|Archive GB 61 p 73|
|Archive GB 61 p 88|
|Archive GB 61 p 131|
This book is held in the Archive collection of the Cambridge Centre of South Asian Studies which also has donations including logistics surveys and histories of mountaineering and the developments of climbing techniques.
One of J.H. Hutton's donations : Notes on walking around Shillong, by W.A. Allsup, 1934, (Archive Hut 4) was republished and launched at the Shillong Club in 2017. The Shillong Times in an article dated 23rd July 2017 notes :
Allsup’s book represented the first effort to mark out a series of walks around Shillong and to recommend these walks to residents and visitors.
Horse riding was then the main conveyance for work or pleasure and these tracks, no doubt, provided convenient paths for walkers. While it is not known as to how successful Allsup’s efforts to promote walking were, the well-worn horse trails were often the starting points of his hiking trips.

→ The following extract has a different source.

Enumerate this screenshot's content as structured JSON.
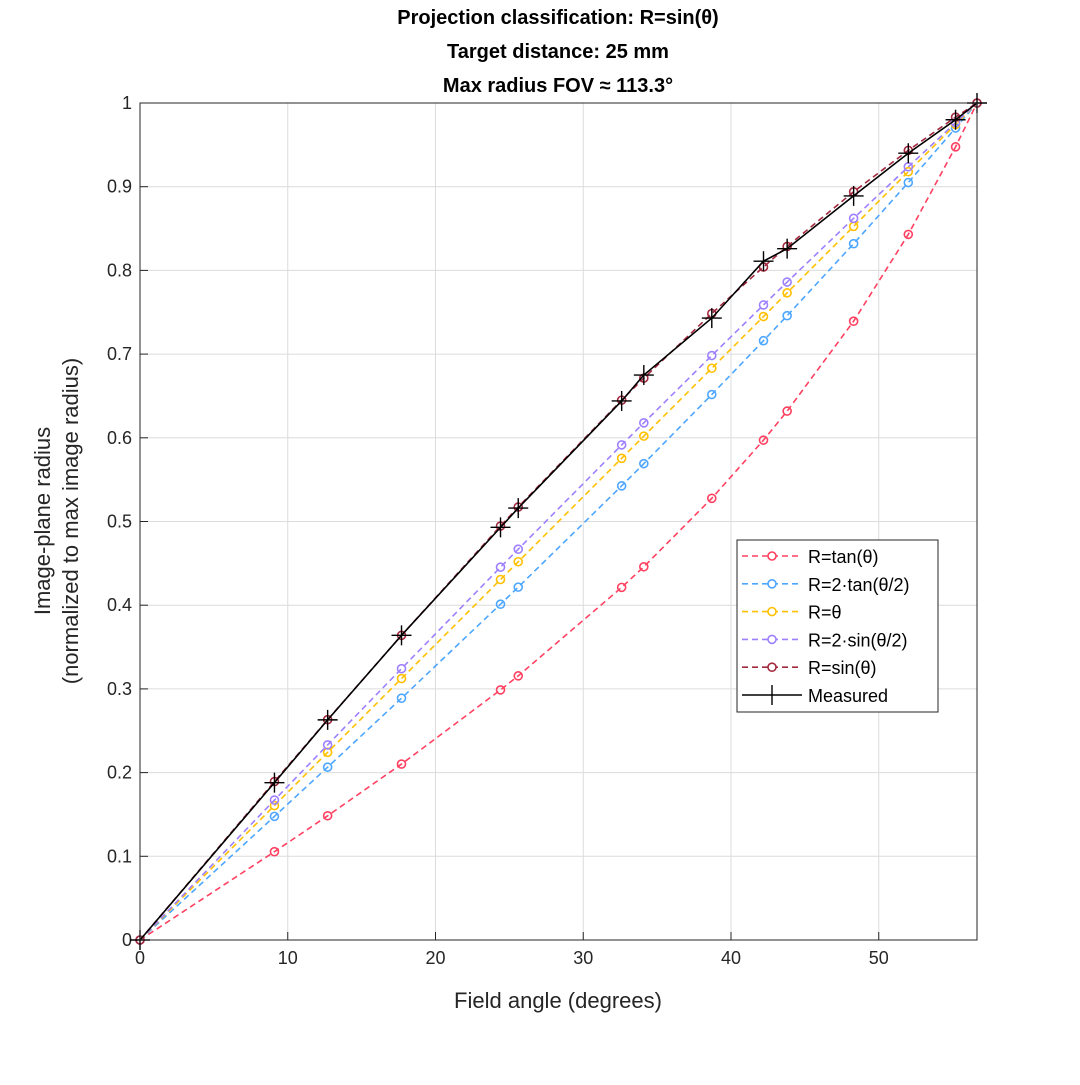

The collection also includes publications by Eric Shipton who in 1957 was awarded the CBE for contribution to the conquest of Everest. (Archive IS 102) That untravelled world : an autobiography. London : Hodder, 1969. (Archive IS 55) Annapurna, conquest of the first 8000-metre peak (26,493 feet), by Maurice Herzog; translated from the French by Nea Morin, and Janet Adam Smith; with an introduction by Eric Shipton. London : Jonathan Cape, 1952 and (Archive IS 97) Mountains of Tartary : photographs by the author. London : Hodder, 1951. An article by Jonathan Westaway (2014) That undisclosed world: Eric Shipton's Mountains of Tartary (1950), Studies in Travel Writing, 18:4, 357-373, "recounts Eric Shipton's mountaineering and travels in Xinjiang during his two postings as British Consul-General in Kashgar in the 1940s." but goes on to argue that Shipton would have been prevented by his role as a British diplomat in China from publishing anything that revealed details of his role in Great Game politics or the full extent to which he was an agent of the state involved in diplomacy, intelligence gathering and imperial surveillance.